Canada–Australia salmon trade dispute

In the 1990s, a trade dispute over fresh salmon arose between Canada and Australia. In 1995, Canada made a complaint to the World Trade Organization, of which both countries are members, about Australia's restriction on imports of fresh salmon, which were part of a quarantine measure for health purposes.

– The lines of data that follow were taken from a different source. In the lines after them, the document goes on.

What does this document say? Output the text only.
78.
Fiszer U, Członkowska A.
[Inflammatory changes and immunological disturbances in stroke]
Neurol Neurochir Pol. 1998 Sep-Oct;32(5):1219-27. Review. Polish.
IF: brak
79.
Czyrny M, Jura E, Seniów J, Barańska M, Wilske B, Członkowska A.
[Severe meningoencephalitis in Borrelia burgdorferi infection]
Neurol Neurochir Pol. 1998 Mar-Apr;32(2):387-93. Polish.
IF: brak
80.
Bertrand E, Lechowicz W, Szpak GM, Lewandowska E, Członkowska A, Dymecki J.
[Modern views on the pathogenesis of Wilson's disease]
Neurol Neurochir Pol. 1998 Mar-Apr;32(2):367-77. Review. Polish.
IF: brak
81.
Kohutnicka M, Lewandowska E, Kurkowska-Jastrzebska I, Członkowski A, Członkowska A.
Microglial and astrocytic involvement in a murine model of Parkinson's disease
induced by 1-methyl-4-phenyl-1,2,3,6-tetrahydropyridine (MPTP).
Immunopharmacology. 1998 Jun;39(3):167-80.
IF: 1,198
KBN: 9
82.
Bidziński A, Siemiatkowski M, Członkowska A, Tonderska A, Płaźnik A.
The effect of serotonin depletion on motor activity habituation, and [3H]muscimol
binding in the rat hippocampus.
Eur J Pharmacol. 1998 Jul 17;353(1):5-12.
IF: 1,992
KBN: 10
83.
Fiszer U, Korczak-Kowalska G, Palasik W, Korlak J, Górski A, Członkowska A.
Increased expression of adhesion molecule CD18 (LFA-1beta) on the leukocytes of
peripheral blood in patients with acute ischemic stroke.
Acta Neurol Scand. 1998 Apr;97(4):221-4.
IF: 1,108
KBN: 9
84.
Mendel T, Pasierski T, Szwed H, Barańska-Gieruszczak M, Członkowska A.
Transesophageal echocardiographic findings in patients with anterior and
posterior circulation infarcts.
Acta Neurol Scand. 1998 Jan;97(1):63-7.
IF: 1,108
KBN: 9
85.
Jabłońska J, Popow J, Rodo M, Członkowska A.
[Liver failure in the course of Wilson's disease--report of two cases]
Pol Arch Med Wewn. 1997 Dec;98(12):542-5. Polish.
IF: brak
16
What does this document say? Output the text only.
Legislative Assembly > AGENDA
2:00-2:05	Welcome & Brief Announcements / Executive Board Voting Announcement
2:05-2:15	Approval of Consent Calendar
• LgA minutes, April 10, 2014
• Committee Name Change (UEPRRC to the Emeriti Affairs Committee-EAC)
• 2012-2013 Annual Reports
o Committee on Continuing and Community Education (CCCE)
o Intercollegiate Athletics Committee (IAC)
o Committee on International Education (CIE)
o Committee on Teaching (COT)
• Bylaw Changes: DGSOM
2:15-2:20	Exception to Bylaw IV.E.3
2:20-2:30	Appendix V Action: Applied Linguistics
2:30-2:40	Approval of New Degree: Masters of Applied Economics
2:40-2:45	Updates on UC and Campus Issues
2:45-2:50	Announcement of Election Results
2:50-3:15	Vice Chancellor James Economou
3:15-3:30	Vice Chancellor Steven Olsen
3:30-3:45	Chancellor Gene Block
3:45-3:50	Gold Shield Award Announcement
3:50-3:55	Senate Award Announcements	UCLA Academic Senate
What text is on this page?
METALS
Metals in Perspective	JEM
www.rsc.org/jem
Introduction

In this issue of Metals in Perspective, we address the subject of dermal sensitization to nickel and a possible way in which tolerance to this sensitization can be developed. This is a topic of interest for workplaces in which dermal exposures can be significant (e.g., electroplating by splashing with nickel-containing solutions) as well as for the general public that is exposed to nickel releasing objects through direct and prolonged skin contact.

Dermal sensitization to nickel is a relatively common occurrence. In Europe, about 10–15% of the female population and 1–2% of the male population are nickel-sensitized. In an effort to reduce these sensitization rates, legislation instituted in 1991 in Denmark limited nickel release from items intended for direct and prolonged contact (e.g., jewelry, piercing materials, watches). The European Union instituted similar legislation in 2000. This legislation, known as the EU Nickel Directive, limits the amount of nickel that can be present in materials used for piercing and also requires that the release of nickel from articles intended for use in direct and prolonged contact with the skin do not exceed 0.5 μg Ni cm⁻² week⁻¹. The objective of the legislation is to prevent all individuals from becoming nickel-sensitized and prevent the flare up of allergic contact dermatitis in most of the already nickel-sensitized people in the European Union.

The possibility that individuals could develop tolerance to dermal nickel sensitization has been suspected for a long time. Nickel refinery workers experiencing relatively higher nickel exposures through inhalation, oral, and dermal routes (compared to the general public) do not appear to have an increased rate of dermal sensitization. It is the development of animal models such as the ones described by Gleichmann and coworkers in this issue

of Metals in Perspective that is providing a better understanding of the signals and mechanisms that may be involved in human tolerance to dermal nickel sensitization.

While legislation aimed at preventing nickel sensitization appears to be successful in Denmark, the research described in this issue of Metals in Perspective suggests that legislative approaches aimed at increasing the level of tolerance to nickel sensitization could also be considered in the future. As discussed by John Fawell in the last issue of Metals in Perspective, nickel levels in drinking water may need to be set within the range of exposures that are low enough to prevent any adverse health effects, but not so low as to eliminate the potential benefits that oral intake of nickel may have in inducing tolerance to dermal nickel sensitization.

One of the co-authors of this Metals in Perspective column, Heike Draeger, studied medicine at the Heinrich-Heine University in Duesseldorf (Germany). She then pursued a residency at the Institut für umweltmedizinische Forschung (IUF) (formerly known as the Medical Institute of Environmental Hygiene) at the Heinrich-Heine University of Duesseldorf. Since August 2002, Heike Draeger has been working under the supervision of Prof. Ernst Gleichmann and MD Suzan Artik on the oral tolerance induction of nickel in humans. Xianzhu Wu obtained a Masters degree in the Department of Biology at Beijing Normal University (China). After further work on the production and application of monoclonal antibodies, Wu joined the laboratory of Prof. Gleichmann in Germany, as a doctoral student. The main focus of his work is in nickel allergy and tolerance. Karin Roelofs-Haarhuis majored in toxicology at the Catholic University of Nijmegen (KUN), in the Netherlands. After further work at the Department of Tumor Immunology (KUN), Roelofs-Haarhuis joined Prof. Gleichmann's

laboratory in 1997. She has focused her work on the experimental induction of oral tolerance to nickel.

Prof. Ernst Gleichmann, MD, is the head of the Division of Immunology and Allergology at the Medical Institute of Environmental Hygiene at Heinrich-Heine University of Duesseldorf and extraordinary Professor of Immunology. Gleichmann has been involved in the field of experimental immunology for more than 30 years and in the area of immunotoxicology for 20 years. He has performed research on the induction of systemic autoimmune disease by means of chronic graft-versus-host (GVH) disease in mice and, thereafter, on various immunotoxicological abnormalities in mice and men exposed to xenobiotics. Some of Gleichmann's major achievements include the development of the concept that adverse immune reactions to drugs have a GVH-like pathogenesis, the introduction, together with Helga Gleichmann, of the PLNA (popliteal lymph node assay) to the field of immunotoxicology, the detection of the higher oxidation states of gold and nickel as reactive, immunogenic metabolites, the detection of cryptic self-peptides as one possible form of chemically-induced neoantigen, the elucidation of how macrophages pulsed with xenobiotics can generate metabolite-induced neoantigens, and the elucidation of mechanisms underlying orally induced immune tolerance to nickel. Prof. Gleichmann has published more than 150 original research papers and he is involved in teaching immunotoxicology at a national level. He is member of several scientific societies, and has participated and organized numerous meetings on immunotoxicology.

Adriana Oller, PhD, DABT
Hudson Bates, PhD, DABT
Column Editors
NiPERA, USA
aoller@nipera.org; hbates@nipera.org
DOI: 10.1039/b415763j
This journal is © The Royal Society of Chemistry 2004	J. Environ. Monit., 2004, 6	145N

WTO dispute resolution favored Australia, both in a 1997 panel decision and in a subsequent decision by the WTO Appellate Body. The WTO determined that the Agreement on the Application of Sanitary and Phytosanitary Measures (SPS Agreement) did not allow Australia's import ban. The WTO ordered Australia to lift its ban and increased quarantine requirements not only for salmon, but for imports of other species of fish as well.[1] The parties settled their dispute in 2000.

Salmon industry and origins of the dispute

In the 1990s, major world salmon exporters include Canada, Norway, Chile, Scotland, Sweden, Denmark, New Zealand, and Australia.[2] In 1995, Australia had a 100 million AUD (75.1 million USD) salmon industry, with a total value of Australian salmon exports (mostly to east Asia, particularly Japan) of about 40 million dollars.[2]

In 1975, Australia imposed a ban on imports of fresh salmon under a quarantine regulation intended to prevent entry of imported diseases into fish stock in Australia.[2] Australia did allow imports of non-fresh salmon, including salmon that had been heat-treated by canning (see salmon cannery) or smoking, which reduces the risk of disease. In 1995, the annual value of such imports to Australia was about 52 million dollars, with almost half of these imports coming from Canada.[2] Australian salmon had an advantage in Japanese and other markets, selling for premiums up to 20 percent over other imported fresh salmon, because of Australian environmental regulations.[2]

In the 1990s, however, tensions arose between Canada and Australia over Australia's regulation, negatively affecting the two countries' relations.[2] The Australians argued that the ban was justified on health grounds; the Canadians argued that there was no scientific evidence that Canadian fresh-salmon imports would be unsafe and that the ban was simply protectionism.[2]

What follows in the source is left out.